Letter to the Editor:
Regarding the letter about Common Core standards in the June 12 edition of the Chester County Press, I think it's time to get the facts straight about Common Core and the role that standards, and standardized testing, plays in our public education system.
First, the Common Core standards are not a federal mandate or represent "federal control of education." They are not even a product of the federal government. They were developed by the National Governors Association and Council of Chief State School Officers in response to concerns about U.S. student performance on international tests and to address the wide variance in standards across states. Some states had high standards, others didn't. Is it a good idea to ensure that states set a high bar for our students? Of course. And that's what 45 states have done by adopting Common Core.
Second, standards have been in place for over a decade in most states, and since the late 1990s here in Pennsylvania. Standards define the skills and knowledge students need to be successful in college and careers. They were originally created because too many schools didn't do a good job of preparing students, and parents had no way of knowing that until it was too late (this was the rationale behind the No Child Left Behind legislation). By creating a standard yardstick, parents could begin to compare schools and determine school quality. This shouldn't be a radical or negative concept to anyone who cares about education.
Third, standards do not determine how subjects are taught. Local school districts determine how to teach the standards, and teachers can use any books or materials they feel best fit their teaching styles and methods. If a teacher believes that Shakespeare best conveys a literary concept like imagery, then that's what the teacher will use. University education departments and local school district policies have far more influence over teachers than state standards.
Fourth, we have been debating standardized testing in this country since the 1840s, when Horace Mann first introduced them in Massachusetts as an alternative to the end-of-year "pageants" staged by local schools to show off so-called learning. (What he found was that many students were great memorizers but didn't understand the words or concepts they were reciting.) What we've learned since then is that if parents and local communities are to ensure quality education, we must have an agreed-upon means to measure quality. Standardized tests aren't perfect or complete; but they are an important component in determining how well schools are teaching and how well our kids are learning. Our efforts should be spent on how to ensure standards and testing can best be implemented, not on whether we should use them.
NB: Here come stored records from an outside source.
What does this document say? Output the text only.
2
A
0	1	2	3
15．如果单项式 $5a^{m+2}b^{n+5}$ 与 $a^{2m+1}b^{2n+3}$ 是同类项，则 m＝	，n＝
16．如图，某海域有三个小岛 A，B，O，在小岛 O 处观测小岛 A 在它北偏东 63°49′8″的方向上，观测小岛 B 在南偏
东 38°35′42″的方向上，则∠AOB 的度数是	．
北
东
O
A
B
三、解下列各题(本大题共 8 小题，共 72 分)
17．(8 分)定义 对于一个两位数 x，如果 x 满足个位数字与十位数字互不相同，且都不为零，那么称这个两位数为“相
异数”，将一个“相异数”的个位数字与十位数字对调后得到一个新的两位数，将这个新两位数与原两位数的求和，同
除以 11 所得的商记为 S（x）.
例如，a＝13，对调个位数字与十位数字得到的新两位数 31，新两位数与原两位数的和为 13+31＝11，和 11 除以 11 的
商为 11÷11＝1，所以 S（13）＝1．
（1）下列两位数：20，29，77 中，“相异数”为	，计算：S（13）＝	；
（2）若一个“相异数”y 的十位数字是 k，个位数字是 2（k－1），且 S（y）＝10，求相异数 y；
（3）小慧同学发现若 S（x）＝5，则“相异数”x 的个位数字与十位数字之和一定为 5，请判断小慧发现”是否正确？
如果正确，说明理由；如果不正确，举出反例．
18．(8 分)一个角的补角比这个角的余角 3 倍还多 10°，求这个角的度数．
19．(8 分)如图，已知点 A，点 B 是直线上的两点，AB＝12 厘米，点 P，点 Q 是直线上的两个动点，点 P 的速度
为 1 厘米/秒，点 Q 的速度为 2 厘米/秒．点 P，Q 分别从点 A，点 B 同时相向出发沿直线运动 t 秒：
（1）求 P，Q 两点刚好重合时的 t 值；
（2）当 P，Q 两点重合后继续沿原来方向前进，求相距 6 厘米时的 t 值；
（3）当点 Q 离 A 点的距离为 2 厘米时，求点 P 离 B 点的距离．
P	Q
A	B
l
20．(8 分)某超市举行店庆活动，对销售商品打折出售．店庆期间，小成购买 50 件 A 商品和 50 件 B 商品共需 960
I've read the Common Core standards, the current Pennsylvania state standards, and the proposed Pennsylvania Common Core. By adopting Common Core, Pennsylvania is clearly raising the bar for its students. It is also implementing the standards intelligently, and ensuring that no aspect of education is diminished. Before passing judgment on Common Core or standards in general, I encourage all parents and local school board members to read the standards and understand the role they play in education. Talk to your teachers and administrators. Perhaps then we could have an intelligent debate.
Unfortunately, Jane Brown's letter is representative of the same misinformation and unfounded paranoia that so many anti-Common Core partisans embrace. Having standards doesn't "standardize" or pigeon-hole our children. That's like saying all high school students who can run a six-minute mile will be long-distance runners; perhaps they will be football or basketball players, or won't play sports at all. In addition to misrepresenting the standards, she also offers no viable alternative. Letting each district determine standards would result in a chaotic and ineffective public education system, and would set our nation back decades. Without some type of standards, we can forget about our students being competitive in the global marketplace. If a district sets low standards, those students won't even be competitive in their own state.
Finally, let's not demonize the federal government simply because of political partisanship. Remember, it wasn't the federal government that segregated schools, denied girls the same opportunities as boys to play sports, and let students with disabilities languish in inferior conditions. It was state and local governments. The federal government's role in education has almost entirely been to ensure that "no child is left behind" and ensuring equal access to quality education. Instead of playing the "states' rights" card, perhaps we should realize that all levels of government have a stake in education. Quality education should be a priority for all of us.